La disolución de comunidad de bienes sin alteración patrimonial no genera ganancia o pérdida tributaria conforme al artículo 33.2 LIRPF, siempre que la adjudicación de bienes a cada comunero se corresponda exactamente con su cuota de titularidad y los valores adjudicados equivalgan al valor de mercado. Los bienes conservan su base de coste y fecha de adquisición original. Únicamente existiría alteración patrimonial gravable si algún comunero recibiera bienes por valor superior a su participación.
Hechos
El consultante es miembro, junto con otro comunero, de una comunidad de bienes cuya actividad principal es el arrendamiento de locales de negocio. Esta comunidad se había constituido inicialmente para desarrollar la actividad de hostelería, pero con el transcurso de los años se afectaron a la misma dos locales comerciales adquiridos por los dos comuneros en distintas fechas.
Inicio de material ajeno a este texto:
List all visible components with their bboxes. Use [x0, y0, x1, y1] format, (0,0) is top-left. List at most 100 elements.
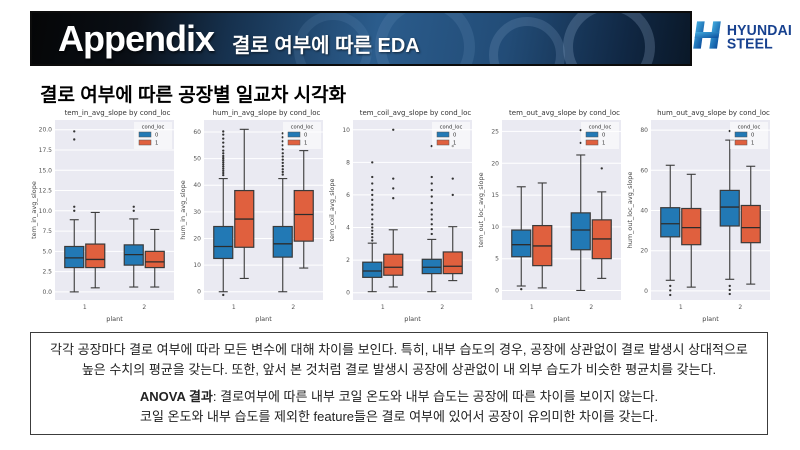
svg-text:cond_loc: cond_loc	[291, 125, 314, 131]
svg-text:tem_in_avg_slope: tem_in_avg_slope	[30, 181, 38, 239]
boxplot-tem-out-avg-slope: 0 5 10 15 20 25 1 2 plant tem_out_loc_avg_slope te…	[475, 106, 624, 328]
svg-text:0: 0	[155, 133, 158, 139]
svg-text:17.5: 17.5	[39, 147, 53, 154]
svg-text:cond_loc: cond_loc	[589, 125, 612, 131]
svg-text:0: 0	[751, 133, 754, 139]
svg-text:2: 2	[142, 304, 146, 311]
svg-text:30: 30	[193, 209, 201, 216]
boxplot-hum-out-avg-slope: 0 20 40 60 80 1 2 plant hum_out_loc_avg_slope hum…	[624, 106, 773, 328]
section-title: 결로 여부에 따른 공장별 일교차 시각화	[40, 85, 347, 106]
summary-paragraph: 각각 공장마다 결로 여부에 따라 모든 변수에 대해 차이를 보인다. 특히,…	[50, 342, 748, 377]
svg-text:cond_loc: cond_loc	[738, 125, 761, 131]
svg-text:60: 60	[640, 167, 648, 174]
svg-text:60: 60	[193, 129, 201, 136]
logo-text-steel: STEEL	[726, 35, 773, 53]
svg-text:20: 20	[640, 248, 648, 255]
svg-text:cond_loc: cond_loc	[142, 125, 165, 131]
boxplot-hum-in-avg-slope: 0 10 20 30 40 50 60 1 2 plant hum_in_avg_slope hum_…	[177, 106, 326, 328]
svg-text:1: 1	[155, 141, 158, 147]
svg-text:2: 2	[738, 304, 742, 311]
svg-text:2: 2	[291, 304, 295, 311]
svg-text:10.0: 10.0	[39, 208, 53, 215]
svg-text:25: 25	[491, 128, 499, 135]
svg-text:hum_out_loc_avg_slope: hum_out_loc_avg_slope	[626, 172, 634, 249]
anova-label: ANOVA 결과	[139, 389, 213, 404]
svg-text:0: 0	[453, 133, 456, 139]
svg-text:plant: plant	[404, 315, 421, 323]
anova-result-line: ANOVA 결과: 결로여부에 따른 내부 코일 온도와 내부 습도는 공장에 …	[47, 387, 751, 407]
svg-text:tem_coil_avg_slope: tem_coil_avg_slope	[328, 178, 336, 241]
svg-text:0: 0	[495, 288, 499, 295]
coil-decoration-icon	[294, 13, 372, 64]
svg-text:15.0: 15.0	[39, 167, 53, 174]
svg-text:tem_out_loc_avg_slope: tem_out_loc_avg_slope	[477, 172, 485, 247]
logo-text: HYUNDAI STEEL	[726, 21, 792, 53]
svg-text:20: 20	[491, 160, 499, 167]
svg-text:1: 1	[530, 304, 534, 311]
svg-text:1: 1	[453, 141, 456, 147]
svg-text:20: 20	[193, 236, 201, 243]
svg-text:2.5: 2.5	[42, 269, 52, 276]
svg-text:0: 0	[346, 290, 350, 297]
header-banner: Appendix 결로 여부에 따른 EDA	[30, 11, 692, 66]
svg-text:80: 80	[640, 127, 648, 134]
svg-text:1: 1	[679, 304, 683, 311]
summary-box: 각각 공장마다 결로 여부에 따라 모든 변수에 대해 차이를 보인다. 특히,…	[30, 332, 768, 435]
svg-text:1: 1	[381, 304, 385, 311]
svg-text:0: 0	[197, 289, 201, 296]
svg-text:50: 50	[193, 156, 201, 163]
svg-text:10: 10	[491, 224, 499, 231]
svg-text:40: 40	[640, 208, 648, 215]
svg-text:plant: plant	[553, 315, 570, 323]
svg-text:plant: plant	[702, 315, 719, 323]
svg-text:10: 10	[342, 127, 350, 134]
svg-text:6: 6	[346, 192, 350, 199]
svg-text:0: 0	[304, 133, 307, 139]
svg-text:1: 1	[304, 141, 307, 147]
hyundai-h-icon	[689, 17, 723, 58]
svg-text:hum_in_avg_slope: hum_in_avg_slope	[179, 180, 187, 240]
coil-decoration-icon	[489, 17, 565, 64]
svg-text:1: 1	[83, 304, 87, 311]
boxplot-svg: 0.0 2.5 5.0 7.5 10.0 12.5 15.0 17.5 20.0 1 2 plant t…	[30, 109, 174, 323]
svg-text:10: 10	[193, 262, 201, 269]
svg-text:40: 40	[193, 182, 201, 189]
coil-decoration-icon	[375, 13, 475, 64]
svg-text:2: 2	[346, 257, 350, 264]
svg-text:0.0: 0.0	[42, 289, 52, 296]
anova-text: : 결로여부에 따른 내부 코일 온도와 내부 습도는 공장에 따른 차이를 보…	[212, 389, 659, 404]
svg-text:0: 0	[602, 133, 605, 139]
appendix-title: Appendix	[58, 17, 215, 59]
boxplot-svg: 0 20 40 60 80 1 2 plant hum_out_loc_avg_slope hum…	[626, 109, 770, 323]
svg-text:1: 1	[232, 304, 236, 311]
svg-text:20.0: 20.0	[39, 127, 53, 134]
svg-text:plant: plant	[255, 315, 272, 323]
svg-text:plant: plant	[106, 315, 123, 323]
svg-text:tem_in_avg_slope by cond_loc: tem_in_avg_slope by cond_loc	[65, 109, 171, 117]
svg-text:tem_out_avg_slope by cond_loc: tem_out_avg_slope by cond_loc	[509, 109, 620, 117]
svg-text:5.0: 5.0	[42, 248, 52, 255]
svg-text:2: 2	[440, 304, 444, 311]
logo-text-hyundai: HYUNDAI	[726, 21, 792, 39]
svg-text:cond_loc: cond_loc	[440, 125, 463, 131]
svg-text:hum_in_avg_slope by cond_loc: hum_in_avg_slope by cond_loc	[213, 109, 321, 117]
boxplot-tem-in-avg-slope: 0.0 2.5 5.0 7.5 10.0 12.5 15.0 17.5 20.0 1 2 plant t…	[28, 106, 177, 328]
header-subtitle: 결로 여부에 따른 EDA	[232, 35, 420, 57]
boxplot-tem-coil-avg-slope: 0 2 4 6 8 10 1 2 plant tem_coil_avg_slope tem_coil…	[326, 106, 475, 328]
svg-text:7.5: 7.5	[42, 228, 52, 235]
svg-text:1: 1	[602, 141, 605, 147]
svg-text:4: 4	[346, 225, 350, 232]
svg-text:8: 8	[346, 159, 350, 166]
svg-text:12.5: 12.5	[39, 188, 53, 195]
svg-text:0: 0	[644, 288, 648, 295]
svg-text:1: 1	[751, 141, 754, 147]
hyundai-steel-logo: HYUNDAI STEEL	[689, 17, 792, 58]
anova-result-line2: 코일 온도와 내부 습도를 제외한 feature들은 결로 여부에 있어서 공…	[140, 408, 658, 424]
svg-text:tem_coil_avg_slope by cond_loc: tem_coil_avg_slope by cond_loc	[360, 109, 472, 117]
coil-decoration-icon	[563, 13, 655, 64]
svg-text:2: 2	[589, 304, 593, 311]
Los comuneros se están planteando la disolución de la comunidad de bienes y la liquidación del patrimonio resultante, mediante la adjudicación a cada uno de los comuneros de un local comercial y los enseres en ellos existentes.
Cuestión planteada
Existencia de alteración patrimonial.
Contestación
De acuerdo con el artículo 33.1 de la Ley 35/2006, de 28 de noviembre, del Impuesto sobre la Renta de las Personas Físicas y de modificación parcial de las leyes de los Impuestos sobre Sociedades, sobre la Renta de no Residentes y sobre el Patrimonio (BOE de 29 de noviembre), “son ganancias y pérdidas patrimoniales las variaciones en el valor del patrimonio del contribuyente que se pongan de manifiesto con ocasión de cualquier alteración en la composición de aquel, salvo que por esta Ley se califiquen como rendimientos.”
El apartado 2 del mismo precepto establece que “Se estimará que no existe alteración en la composición del patrimonio:
En los supuestos de división de la cosa común.
En la disolución de la sociedad de gananciales o en la extinción del régimen económico matrimonial de participación.
En la disolución de comunidades de bienes o en los casos de separación de comuneros.
Los supuestos a los que se refiere este apartado no podrán dar lugar, en ningún caso, a la actualización de los valores de los bienes o derechos recibidos.”
Conforme con lo anterior, la disolución de una comunidad de bienes y la posterior adjudicación a cada uno de los comuneros de su correspondiente participación en la comunidad no constituye ninguna alteración en la composición de sus respectivos patrimonios que pudiera dar lugar a una ganancia o pérdida patrimonial, siempre y cuando la adjudicación se corresponda con la respectiva cuota de titularidad. En estos supuestos no se podrán actualizar los valores de los bienes o derechos recibidos, que conservarán los valores de adquisición originarios, y, a efectos de futuras transmisiones, las fechas de adquisición originarias.
Solo en el caso de que se atribuyesen a uno de los comuneros bienes o derechos por mayor valor que el correspondiente a su cuota de titularidad, existiría una alteración patrimonial en el otro comunero, generándose una ganancia o pérdida patrimonial.
En consecuencia, partiendo de la consideración de que los valores de adjudicación de los inmuebles se corresponden con su valor de mercado y de que los valores de las adjudicaciones efectuadas son equivalentes, se estima que no existiría alteración patrimonial con motivo de la disolución de la comunidad de bienes planteada, de acuerdo con lo dispuesto en el artículo 33.2 de la Ley del Impuesto.
Lo que comunico a Vd. con efectos vinculantes, conforme a lo dispuesto en el apartado 1 del artículo 89 de la Ley 58/2003, de 17 de diciembre, General Tributaria.